In the game of Monopoly, players are only a roll of the dice away from going to jail. While “jail” in the game means that you can’t play until you roll a double number our way out, five Brits find themselves behind bars, for a collective 22 years, for using “Monopoly money.” Only, they used the fugazi cash to scam jewelers out of millions of dollars worth of jewelry and diamonds.
According to the Avon & Somerset Constabulary, the scamming crew was brought down by an investigation into an “elaborate fraud in Bristol, where a jeweller lost £420,000 [$593,348] worth of diamonds, diamond rings and watches, another in London where a jeweller was defrauded to the value of €7.7 million [about $8.6 million], a £250,000 [$353,183]theft in Wiltshire and a £200,000 [$282,547] theft in Leeds.” The gang would swap out real bank notes with counterfeit cash that had the word “Monopoly” printed on them. The law enforcement detail elaborates on the “Monopoly money” used:
The notes were printed in such a way that the ‘Monopoly’ wording was hidden by some genuine outer notes and the paper bands around them.
It is believed the notes were printed in this way so that if the offenders were stopped in possession of them, they could say that they were clearly not genuine and therefore could not be used to deceive anybody. It was only when disguised within the bundles that the notes appeared to be real.
AOL describes some of the gang’s work, beginning with the finessing of Bond Street jewelry dealer John Calleija of £6.1 million [about $8.6 million]:
He agreed to meet with gang leader Gianni Accamo (44), who counted out wads of genuine money in front of him, but when he turned to put the counting machine away, he switched the cash for fakes. It was only after the dealer left that he realised he had been robbed.
A similar trick was pulled in Bristol, Leeds and Wiltshire. In Bristol, a jeweller lost £420,000 worth of diamonds, diamond rings and watches. He met members of the gang in a hotel, where he was paid in a combination of genuine Euros and a bankers’ draft. When a problem was found with the bankers’ draft, he was given Euros as security to cover the value of the draft until it was corrected the following day.
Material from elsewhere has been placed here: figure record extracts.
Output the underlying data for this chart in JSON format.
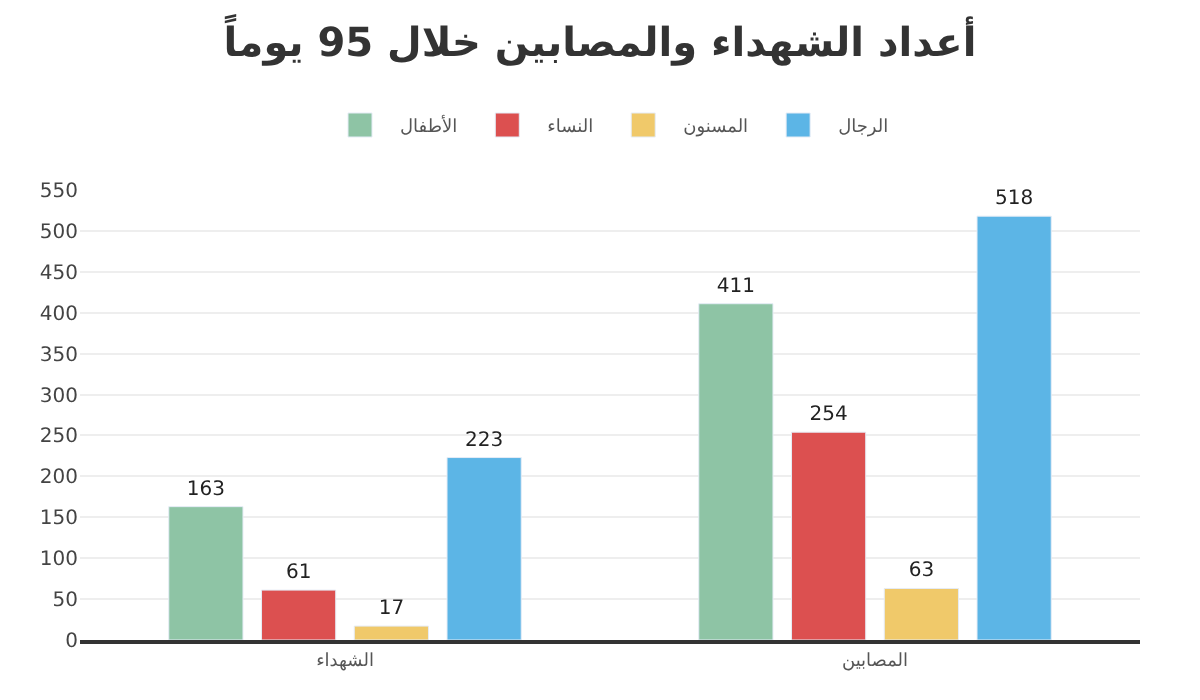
{
  "chart_data": {
    "type": "bar",
    "title": "أعداد الشهداء والمصابين خلال 95 يوماً",
    "categories": [
      "الشهداء",
      "المصابين"
    ],
    "series": [
      {
        "name": "الأطفال",
        "color": "#8ec4a5",
        "values": [
          163,
          411
        ]
      },
      {
        "name": "النساء",
        "color": "#dc5050",
        "values": [
          61,
          254
        ]
      },
      {
        "name": "المسنون",
        "color": "#f0c96a",
        "values": [
          17,
          63
        ]
      },
      {
        "name": "الرجال",
        "color": "#5cb5e6",
        "values": [
          223,
          518
        ]
      }
    ],
    "ylim": [
      0,
      550
    ],
    "yticks": [
      0,
      50,
      100,
      150,
      200,
      250,
      300,
      350,
      400,
      450,
      500,
      550
    ],
    "grid": "y",
    "legend": "top",
    "data_labels": true
  }
}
It was only later he discovered the second bundle of Euros were fakes.
The crew even had a desk rigged with a person to hide inside, to switch legit cash for the fake notes as deals transpired.
Most of the quintuplet (four of whom are family members) were picked up by police at a Nottingham residence in November 2014. Stolen jewelry, over a hundred thousand in various currencies and more bundles of fake cash were seized at the scene. Now, behind bars, all will face a Proceeds of Crime hearing. The jailed are listed below with their charges:
Dragoslav Djordjevic (aged 44) of Nottingham, admitted conspiracy to commit fraud (Bristol), theft (Wiltshire) and concealing criminal property (money laundering) and was jailed for seven years and four months
Juliano Nikolic (aged 26), of Nottingham, admitted conspiracy to commit fraud (Bristol) and concealing criminal property (money laundering) and was jailed for four years and four months
Bruno Nikolic (aged 27), of Gainsborough in Lincolnshire, admitted conspiracy to commit fraud (Bristol) and was sentenced to 22 months imprisonment
Dusica Nikolic (aged 45) of Nottingham, had previously admitted concealing criminal property (money laundering) and was jailed on 4 September, 2015 for two and a half years.
Gianni Accamo (aged 44) of no fixed address admitted conspiring to commit fraud (London) and was convicted after trial of theft (Leeds) and was jailed for six years
Needless to say, there is no “Get Out Of Jail Free” card coming these folks’ way.